Unfortunately, the names are reversed. I'd like 00:02:B3:99:8F:BB to be eth1 and
00:02:B3:99:8A:6D to stay eth0.


::::::::::::::
ip -o link
::::::::::::::
1: lo: <LOOPBACK,UP> mtu 16436 qdisc noqueue \    link/loopback
00:00:00:00:00:00 brd 00:00:00:00:00:00
2: dev22806: <BROADCAST,MULTICAST> mtu 1500 qdisc noop qlen 1000\    link/ether
00:02:b3:99:8f:bb brd ff:ff:ff:ff:ff:ff
3: eth0: <BROADCAST,MULTICAST,UP> mtu 1500 qdisc pfifo_fast qlen 1000\   
link/ether 00:02:b3:99:8a:6d brd ff:ff:ff:ff:ff:ff
4: sit0: <NOARP> mtu 1480 qdisc noop \    link/sit 0.0.0.0 brd 0.0.0.0
::::::::::::::
ifcfg-eth0
::::::::::::::
DEVICE=eth0
HWADDR=00:02:b3:99:8a:6d
ONBOOT=yes
TYPE=Ethernet
NETMASK=255.255.255.0
IPADDR=192.168.2.2
GATEWAY=192.168.2.1
BOOTPROTO=none
USERCTL=no
PEERDNS=yes
IPV6INIT=no
::::::::::::::
ifcfg-eth0:1
::::::::::::::
# Please read /usr/share/doc/initscripts-*/sysconfig.txt
# for the documentation of these parameters.
DEVICE=eth0:1
IPADDR=192.168.2.3
::::::::::::::
ifcfg-eth1
::::::::::::::
DEVICE=eth1
HWADDR=00:02:b3:99:8f:bb
ONBOOT=no
TYPE=Ethernet
NETMASK=255.255.255.0
IPADDR=192.168.10.2
GATEWAY=192.168.10.254
BOOTPROTO=none
USERCTL=no
PEERDNS=yes
IPV6INIT=no
::::::::::::::
/etc/modprobe.conf
::::::::::::::
alias eth0 e100
alias eth1 e100
blacklist eepro100
alias usb-controller uhci-hcd
# I2C module options
alias char-major-89 i2c-dev
::::::::::::::
/etc/udev/rules.d/25-static-nic.rules
::::::::::::::
#KERNEL=="eth*", SYSFS{address}=="00:02:b3:99:8a:6d", NAME="eth0"
SUBSYSTEM=="net", SYSFS{address}=="00:02:b3:99:8a:6d", NAME="eth0"
SUBSYSTEM=="net", SYSFS{address}=="00:02:b3:99:8f:bb", NAME="eth1"

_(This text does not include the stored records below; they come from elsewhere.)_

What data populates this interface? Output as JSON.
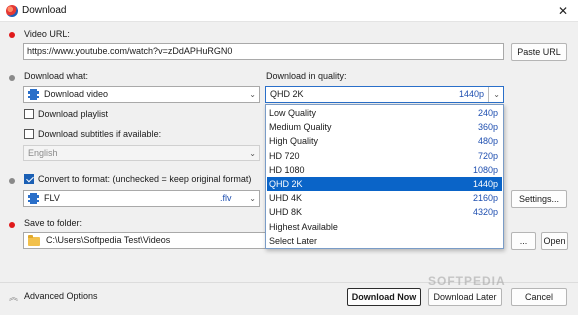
{
  "window": {
    "title": "Download",
    "close_glyph": "✕"
  },
  "video_url": {
    "label": "Video URL:",
    "value": "https://www.youtube.com/watch?v=zDdAPHuRGN0",
    "paste_button": "Paste URL"
  },
  "download_what": {
    "label": "Download what:",
    "selected": "Download video",
    "playlist_label": "Download playlist",
    "subtitles_label": "Download subtitles if available:",
    "subtitles_language": "English"
  },
  "quality": {
    "label": "Download in quality:",
    "selected_name": "QHD 2K",
    "selected_value": "1440p",
    "options": [
      {
        "name": "Low Quality",
        "value": "240p"
      },
      {
        "name": "Medium Quality",
        "value": "360p"
      },
      {
        "name": "High Quality",
        "value": "480p"
      },
      {
        "name": "HD 720",
        "value": "720p"
      },
      {
        "name": "HD 1080",
        "value": "1080p"
      },
      {
        "name": "QHD 2K",
        "value": "1440p"
      },
      {
        "name": "UHD 4K",
        "value": "2160p"
      },
      {
        "name": "UHD 8K",
        "value": "4320p"
      },
      {
        "name": "Highest Available",
        "value": ""
      },
      {
        "name": "Select Later",
        "value": ""
      }
    ],
    "selected_index": 5
  },
  "convert": {
    "label": "Convert to format: (unchecked = keep original format)",
    "format": "FLV",
    "extension": ".flv",
    "settings_button": "Settings..."
  },
  "save": {
    "label": "Save to folder:",
    "path": "C:\\Users\\Softpedia Test\\Videos",
    "browse_button": "...",
    "open_button": "Open"
  },
  "footer": {
    "advanced": "Advanced Options",
    "download_now": "Download Now",
    "download_later": "Download Later",
    "cancel": "Cancel"
  },
  "watermark": "SOFTPEDIA",
  "colors": {
    "accent": "#0a64c8",
    "required_dot": "#e0191b",
    "value_text": "#1f4fb0"
  }
}
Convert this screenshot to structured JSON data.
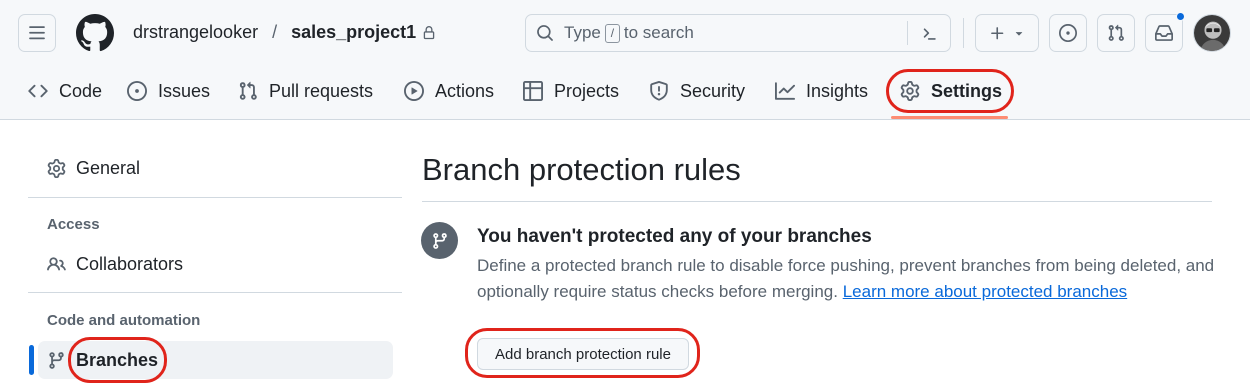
{
  "header": {
    "owner": "drstrangelooker",
    "separator": "/",
    "repo": "sales_project1",
    "search": {
      "before": "Type",
      "key": "/",
      "after": "to search"
    }
  },
  "nav": {
    "items": [
      {
        "label": "Code",
        "icon": "code-icon"
      },
      {
        "label": "Issues",
        "icon": "issue-icon"
      },
      {
        "label": "Pull requests",
        "icon": "pull-request-icon"
      },
      {
        "label": "Actions",
        "icon": "play-icon"
      },
      {
        "label": "Projects",
        "icon": "table-icon"
      },
      {
        "label": "Security",
        "icon": "shield-icon"
      },
      {
        "label": "Insights",
        "icon": "graph-icon"
      },
      {
        "label": "Settings",
        "icon": "gear-icon",
        "selected": true
      }
    ]
  },
  "sidebar": {
    "general": "General",
    "access_heading": "Access",
    "collaborators": "Collaborators",
    "code_heading": "Code and automation",
    "branches": "Branches"
  },
  "main": {
    "title": "Branch protection rules",
    "empty_title": "You haven't protected any of your branches",
    "empty_desc": "Define a protected branch rule to disable force pushing, prevent branches from being deleted, and optionally require status checks before merging.",
    "learn_more": "Learn more about protected branches",
    "add_button": "Add branch protection rule"
  },
  "colors": {
    "accent": "#0969da",
    "highlight_ring": "#e0241b",
    "selected_underline": "#fd8c73"
  }
}
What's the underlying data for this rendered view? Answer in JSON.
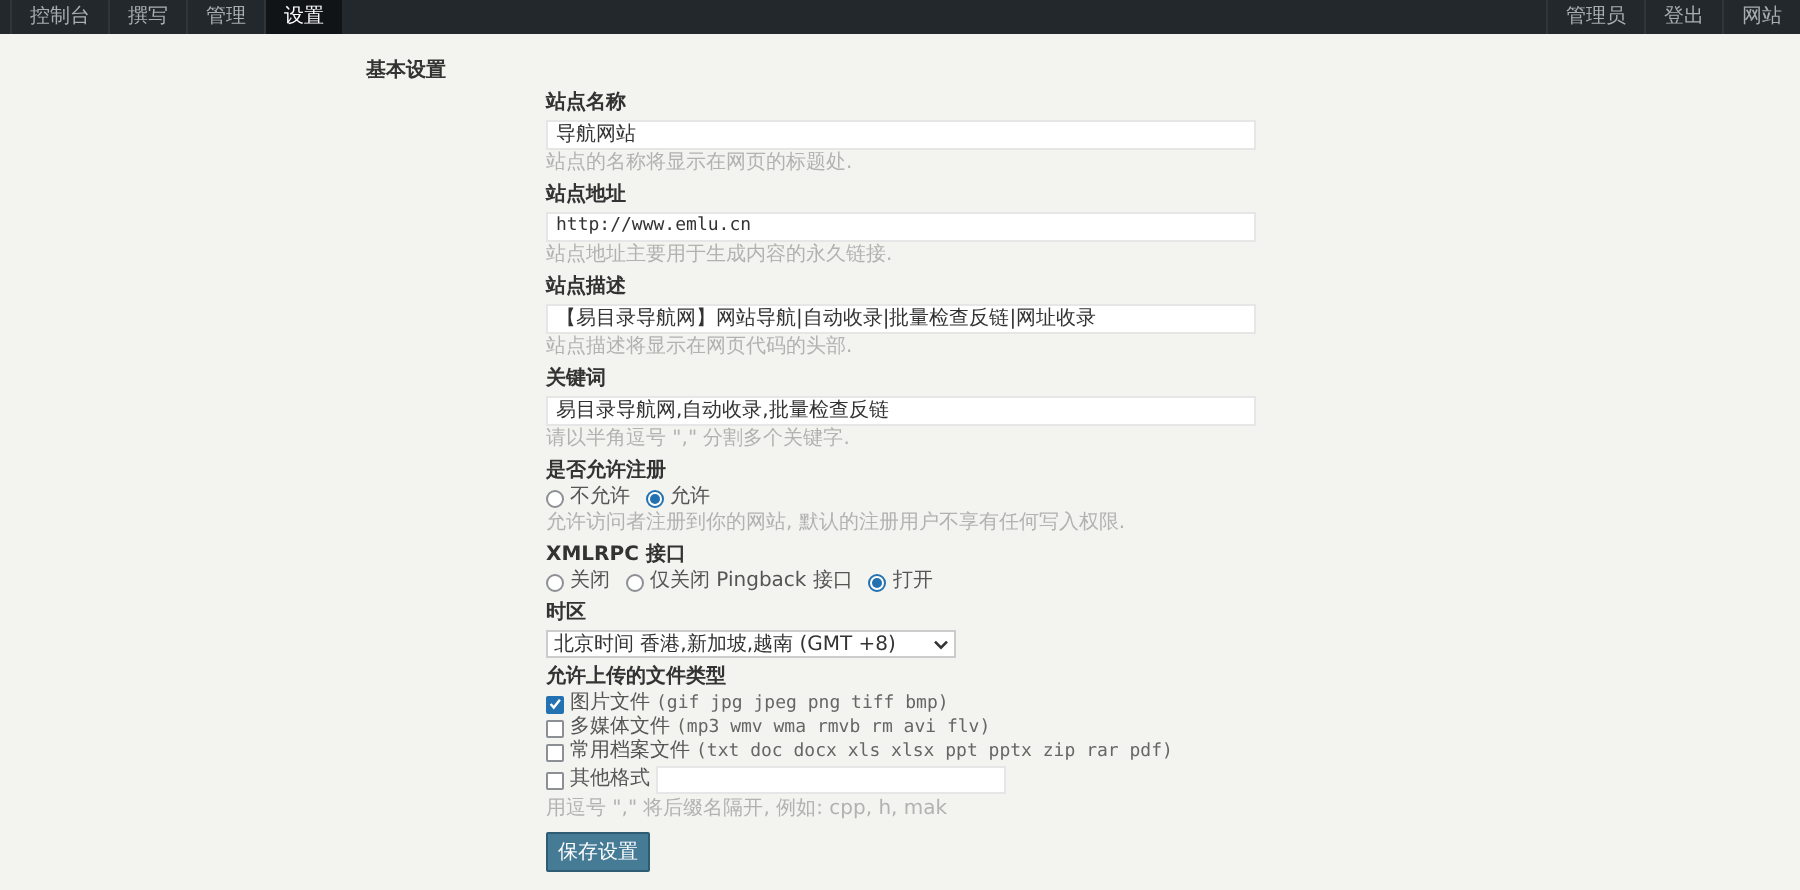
{
  "nav": {
    "left": [
      {
        "label": "控制台",
        "selected": false
      },
      {
        "label": "撰写",
        "selected": false
      },
      {
        "label": "管理",
        "selected": false
      },
      {
        "label": "设置",
        "selected": true
      }
    ],
    "right": [
      {
        "label": "管理员"
      },
      {
        "label": "登出"
      },
      {
        "label": "网站"
      }
    ]
  },
  "page_title": "基本设置",
  "fields": [
    {
      "kind": "text",
      "label": "站点名称",
      "value": "导航网站",
      "help": "站点的名称将显示在网页的标题处."
    },
    {
      "kind": "url",
      "label": "站点地址",
      "value": "http://www.emlu.cn",
      "help": "站点地址主要用于生成内容的永久链接."
    },
    {
      "kind": "text",
      "label": "站点描述",
      "value": "【易目录导航网】网站导航|自动收录|批量检查反链|网址收录",
      "help": "站点描述将显示在网页代码的头部."
    },
    {
      "kind": "text",
      "label": "关键词",
      "value": "易目录导航网,自动收录,批量检查反链",
      "help": "请以半角逗号 \",\" 分割多个关键字."
    },
    {
      "kind": "radio",
      "label": "是否允许注册",
      "options": [
        {
          "label": "不允许",
          "selected": false
        },
        {
          "label": "允许",
          "selected": true
        }
      ],
      "help": "允许访问者注册到你的网站, 默认的注册用户不享有任何写入权限."
    },
    {
      "kind": "radio",
      "label": "XMLRPC 接口",
      "options": [
        {
          "label": "关闭",
          "selected": false
        },
        {
          "label": "仅关闭 Pingback 接口",
          "selected": false
        },
        {
          "label": "打开",
          "selected": true
        }
      ]
    },
    {
      "kind": "select",
      "label": "时区",
      "value": "北京时间 香港,新加坡,越南 (GMT +8)"
    },
    {
      "kind": "checkboxes",
      "label": "允许上传的文件类型",
      "options": [
        {
          "kind": "check",
          "label": "图片文件",
          "types": "(gif jpg jpeg png tiff bmp)",
          "checked": true
        },
        {
          "kind": "check",
          "label": "多媒体文件",
          "types": "(mp3 wmv wma rmvb rm avi flv)",
          "checked": false
        },
        {
          "kind": "check",
          "label": "常用档案文件",
          "types": "(txt doc docx xls xlsx ppt pptx zip rar pdf)",
          "checked": false
        },
        {
          "kind": "check_input",
          "label": "其他格式",
          "checked": false
        }
      ],
      "help": "用逗号 \",\" 将后缀名隔开, 例如: cpp, h, mak"
    }
  ],
  "save_button": "保存设置"
}
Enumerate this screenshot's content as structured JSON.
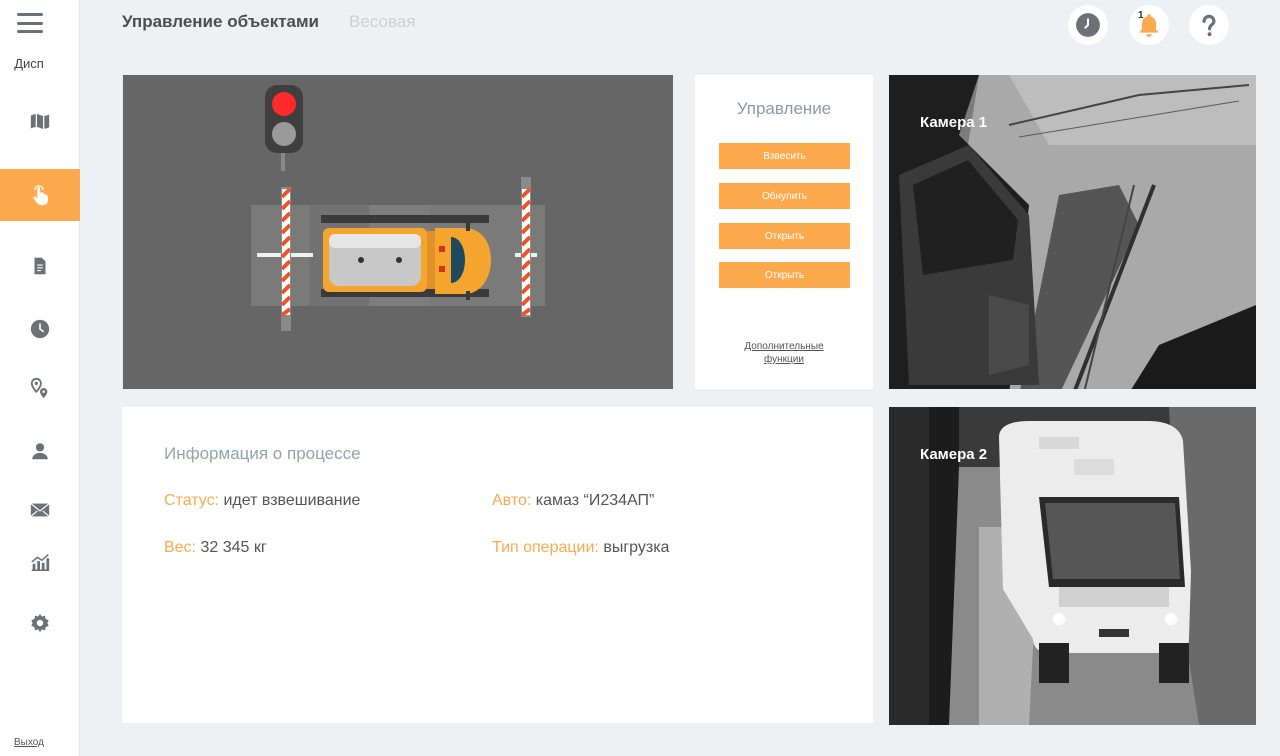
{
  "sidebar": {
    "brand": "Дисп",
    "logout": "Выход",
    "items": [
      {
        "name": "map",
        "icon": "map-icon"
      },
      {
        "name": "control",
        "icon": "touch-icon",
        "active": true
      },
      {
        "name": "documents",
        "icon": "document-icon"
      },
      {
        "name": "history",
        "icon": "clock-icon"
      },
      {
        "name": "locations",
        "icon": "location-pin-icon"
      },
      {
        "name": "users",
        "icon": "user-icon"
      },
      {
        "name": "messages",
        "icon": "mail-icon"
      },
      {
        "name": "analytics",
        "icon": "chart-icon"
      },
      {
        "name": "settings",
        "icon": "gear-icon"
      }
    ]
  },
  "header": {
    "title": "Управление объектами",
    "subtitle": "Весовая",
    "notification_count": "1",
    "buttons": [
      "clock-icon",
      "bell-icon",
      "help-icon"
    ]
  },
  "control": {
    "title": "Управление",
    "buttons": [
      "Взвесить",
      "Обнулить",
      "Открыть",
      "Открыть"
    ],
    "extra_link_line1": "Дополнительные",
    "extra_link_line2": "функции"
  },
  "cameras": [
    {
      "label": "Камера 1"
    },
    {
      "label": "Камера 2"
    }
  ],
  "info": {
    "title": "Информация о процессе",
    "status_key": "Статус:",
    "status_val": "идет взвешивание",
    "auto_key": "Авто:",
    "auto_val": "камаз “И234АП”",
    "weight_key": "Вес:",
    "weight_val": "32 345 кг",
    "optype_key": "Тип операции:",
    "optype_val": "выгрузка"
  },
  "colors": {
    "accent": "#fdaa4e",
    "scheme_bg": "#666666",
    "traffic_red": "#ff2a2a"
  }
}
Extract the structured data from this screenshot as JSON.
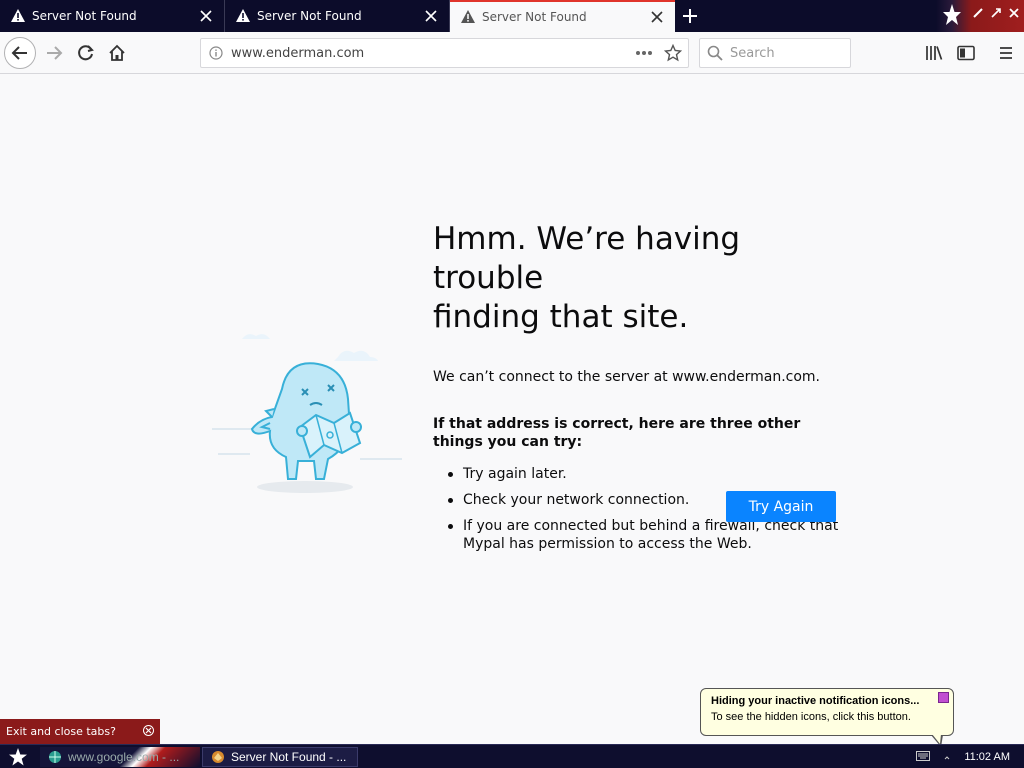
{
  "tabs": [
    {
      "title": "Server Not Found",
      "state": "inactive"
    },
    {
      "title": "Server Not Found",
      "state": "inactive"
    },
    {
      "title": "Server Not Found",
      "state": "active"
    }
  ],
  "toolbar": {
    "url": "www.enderman.com",
    "search_placeholder": "Search"
  },
  "error": {
    "title_line1": "Hmm. We’re having trouble",
    "title_line2": "finding that site.",
    "description": "We can’t connect to the server at www.enderman.com.",
    "suggest_heading": "If that address is correct, here are three other things you can try:",
    "suggestions": [
      "Try again later.",
      "Check your network connection.",
      "If you are connected but behind a firewall, check that Mypal has permission to access the Web."
    ],
    "button_label": "Try Again"
  },
  "notifications": {
    "exit_toast": "Exit and close tabs?",
    "balloon_title": "Hiding your inactive notification icons...",
    "balloon_body": "To see the hidden icons, click this button."
  },
  "taskbar": {
    "task1_label": "www.google.com - ...",
    "task2_label": "Server Not Found - ...",
    "clock": "11:02 AM"
  },
  "colors": {
    "accent": "#0a84ff",
    "tabstrip": "#0c0c2a",
    "taskbar": "#0e0e2e",
    "toast": "#8b1a1a"
  }
}
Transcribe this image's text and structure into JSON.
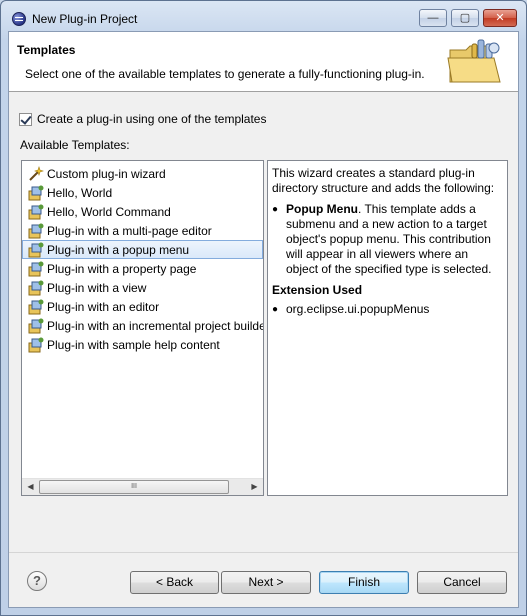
{
  "window": {
    "title": "New Plug-in Project",
    "controls": {
      "minimize": "—",
      "maximize": "▢",
      "close": "✕"
    }
  },
  "banner": {
    "title": "Templates",
    "description": "Select one of the available templates to generate a fully-functioning plug-in.",
    "image": "folder-wizard-icon"
  },
  "options": {
    "use_template_label": "Create a plug-in using one of the templates",
    "use_template_checked": true
  },
  "templates": {
    "label": "Available Templates:",
    "items": [
      {
        "label": "Custom plug-in wizard",
        "icon": "custom-wizard-icon"
      },
      {
        "label": "Hello, World",
        "icon": "template-icon"
      },
      {
        "label": "Hello, World Command",
        "icon": "template-icon"
      },
      {
        "label": "Plug-in with a multi-page editor",
        "icon": "template-icon"
      },
      {
        "label": "Plug-in with a popup menu",
        "icon": "template-icon"
      },
      {
        "label": "Plug-in with a property page",
        "icon": "template-icon"
      },
      {
        "label": "Plug-in with a view",
        "icon": "template-icon"
      },
      {
        "label": "Plug-in with an editor",
        "icon": "template-icon"
      },
      {
        "label": "Plug-in with an incremental project builder",
        "icon": "template-icon"
      },
      {
        "label": "Plug-in with sample help content",
        "icon": "template-icon"
      }
    ],
    "selected_index": 4,
    "scroll": {
      "left": "◀",
      "right": "▶",
      "grip": "III"
    }
  },
  "description": {
    "intro": "This wizard creates a standard plug-in directory structure and adds the following:",
    "bullet_title": "Popup Menu",
    "bullet_text": ". This template adds a submenu and a new action to a target object's popup menu. This contribution will appear in all viewers where an object of the specified type is selected.",
    "extension_heading": "Extension Used",
    "extension_item": "org.eclipse.ui.popupMenus",
    "bullet_char": "●"
  },
  "footer": {
    "help": "?",
    "back_label": "< Back",
    "next_label": "Next >",
    "finish_label": "Finish",
    "cancel_label": "Cancel"
  }
}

Comment 1 Bill Nottingham 2006-04-10 15:29:49 UTC
eth1 will/should get renamed if you run 'ifup eth1'. Direct udev rules aren't
really reliable.

Comment 2 Bill Nottingham 2006-06-30 19:27:21 UTC
This is solved more cleanly with the rawhide initscripts; it uses a special
program invoked from udev to do renames.